Symbol lookup rules and imports

Fri Dec 5 04:24:02 PST 2014

On 02/12/2014 22:00, H. S. Teoh via Digitalmars-d wrote:
> Recently, in a bid to reduce the messy tangle that is the web of
> interdependencies among Phobos modules, many module-scope imports have
> been replaced with scoped imports. In addition to reducing gratuitous
> dependencies (the scoped import is not processed in a template body
> until the template is actually needed, so if user code doesn't need that
> template, then it won't pull in a whole bunch of unnecessary Phobos
> modules), scoped imports also make the code easier to refactor -- you
> can move things around more easily without breaking it.
>
> However, there are major issues with scoped imports currently,
> that make this otherwise ideal solution less-than-ideal, which stem from
> the way 'import' is implemented in D. When the compiler encounters an
> 'import' statement, what it essentially does is to parse the symbols in
> the target module, and add them to the symbol table for the current
> scope. While this is a simple, straightforward implementation method, it
> leads to the following problems:
>
> 1) Consider this code:
>
> 	// Quiz for the reader: what does this code do?

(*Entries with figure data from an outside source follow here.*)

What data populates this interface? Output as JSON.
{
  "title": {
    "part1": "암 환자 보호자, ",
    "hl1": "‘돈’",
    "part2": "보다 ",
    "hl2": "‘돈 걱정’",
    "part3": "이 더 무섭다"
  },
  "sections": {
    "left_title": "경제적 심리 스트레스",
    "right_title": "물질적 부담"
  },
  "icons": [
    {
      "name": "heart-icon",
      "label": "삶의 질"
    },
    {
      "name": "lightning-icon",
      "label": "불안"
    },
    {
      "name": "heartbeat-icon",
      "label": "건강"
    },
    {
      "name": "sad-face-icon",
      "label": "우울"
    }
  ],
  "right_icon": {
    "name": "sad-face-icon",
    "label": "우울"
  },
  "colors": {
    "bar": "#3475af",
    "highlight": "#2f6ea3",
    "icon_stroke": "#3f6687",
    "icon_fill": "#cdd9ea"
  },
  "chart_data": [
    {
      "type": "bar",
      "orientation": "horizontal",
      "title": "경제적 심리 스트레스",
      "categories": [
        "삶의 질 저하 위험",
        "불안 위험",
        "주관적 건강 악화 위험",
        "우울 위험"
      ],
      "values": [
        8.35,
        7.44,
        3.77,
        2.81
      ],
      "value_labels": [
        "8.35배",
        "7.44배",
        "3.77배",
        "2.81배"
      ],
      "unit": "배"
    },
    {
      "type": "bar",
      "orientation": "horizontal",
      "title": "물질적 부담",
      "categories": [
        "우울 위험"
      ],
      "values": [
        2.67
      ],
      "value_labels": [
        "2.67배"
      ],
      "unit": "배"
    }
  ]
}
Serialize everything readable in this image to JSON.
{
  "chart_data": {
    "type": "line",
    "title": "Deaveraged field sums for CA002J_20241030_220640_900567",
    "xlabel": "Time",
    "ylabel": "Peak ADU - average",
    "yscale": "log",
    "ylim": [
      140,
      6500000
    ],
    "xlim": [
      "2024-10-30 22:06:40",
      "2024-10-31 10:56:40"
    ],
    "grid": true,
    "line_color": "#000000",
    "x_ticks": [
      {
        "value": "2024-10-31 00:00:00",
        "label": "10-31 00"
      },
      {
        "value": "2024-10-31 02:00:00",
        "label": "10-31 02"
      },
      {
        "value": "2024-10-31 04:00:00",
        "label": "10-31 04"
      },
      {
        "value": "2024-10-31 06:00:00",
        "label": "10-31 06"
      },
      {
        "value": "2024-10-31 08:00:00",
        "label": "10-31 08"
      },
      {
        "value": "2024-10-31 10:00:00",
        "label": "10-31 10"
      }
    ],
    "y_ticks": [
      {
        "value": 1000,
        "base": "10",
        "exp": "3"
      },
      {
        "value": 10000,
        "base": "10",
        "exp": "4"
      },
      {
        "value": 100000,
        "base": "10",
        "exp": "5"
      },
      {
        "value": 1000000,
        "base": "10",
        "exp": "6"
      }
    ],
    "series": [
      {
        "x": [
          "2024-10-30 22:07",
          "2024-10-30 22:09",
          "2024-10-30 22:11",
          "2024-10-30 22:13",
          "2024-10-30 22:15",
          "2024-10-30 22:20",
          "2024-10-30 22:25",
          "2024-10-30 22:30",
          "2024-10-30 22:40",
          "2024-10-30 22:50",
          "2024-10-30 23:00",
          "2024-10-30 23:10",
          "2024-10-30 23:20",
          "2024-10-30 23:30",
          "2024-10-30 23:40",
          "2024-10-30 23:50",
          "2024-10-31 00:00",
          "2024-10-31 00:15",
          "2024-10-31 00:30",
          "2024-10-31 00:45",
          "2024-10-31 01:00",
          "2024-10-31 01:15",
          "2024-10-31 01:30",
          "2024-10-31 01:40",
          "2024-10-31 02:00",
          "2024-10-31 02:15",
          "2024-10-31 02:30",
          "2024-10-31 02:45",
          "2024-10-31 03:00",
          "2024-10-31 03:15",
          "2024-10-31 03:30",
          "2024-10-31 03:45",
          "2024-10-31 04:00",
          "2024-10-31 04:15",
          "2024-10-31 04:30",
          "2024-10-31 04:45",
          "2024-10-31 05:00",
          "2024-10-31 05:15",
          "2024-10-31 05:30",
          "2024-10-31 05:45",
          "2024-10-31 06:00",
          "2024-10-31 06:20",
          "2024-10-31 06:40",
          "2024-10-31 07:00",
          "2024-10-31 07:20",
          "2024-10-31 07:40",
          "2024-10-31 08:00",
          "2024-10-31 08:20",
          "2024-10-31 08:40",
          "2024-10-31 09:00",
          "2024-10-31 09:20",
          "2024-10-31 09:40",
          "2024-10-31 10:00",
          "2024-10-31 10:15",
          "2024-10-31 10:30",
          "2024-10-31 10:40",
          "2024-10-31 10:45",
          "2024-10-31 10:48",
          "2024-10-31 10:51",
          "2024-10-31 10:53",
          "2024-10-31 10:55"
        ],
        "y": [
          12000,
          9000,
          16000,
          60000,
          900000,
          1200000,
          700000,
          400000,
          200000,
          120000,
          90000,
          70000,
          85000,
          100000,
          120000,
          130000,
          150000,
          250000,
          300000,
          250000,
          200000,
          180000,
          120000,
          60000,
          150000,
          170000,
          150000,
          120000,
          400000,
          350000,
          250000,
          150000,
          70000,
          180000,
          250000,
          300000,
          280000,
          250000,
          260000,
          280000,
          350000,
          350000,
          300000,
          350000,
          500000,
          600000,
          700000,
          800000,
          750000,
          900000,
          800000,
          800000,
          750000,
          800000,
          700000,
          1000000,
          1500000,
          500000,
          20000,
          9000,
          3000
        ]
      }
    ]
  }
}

> 	void myFunc(string text, string number) {
> 		import std.conv;
> 		import std.stdio;
>
> 		auto x = to!int(number);
> 		writeln(text, x);
> 	}
> 	void main() {
> 		myFunc("The count is: ", "123");
> 	}
>
> Here's the output:
>
> 	123
>
> The reason is that `import std.conv;` pulls in *all* the symbols from
> std.conv into the local scope, including the function called "text".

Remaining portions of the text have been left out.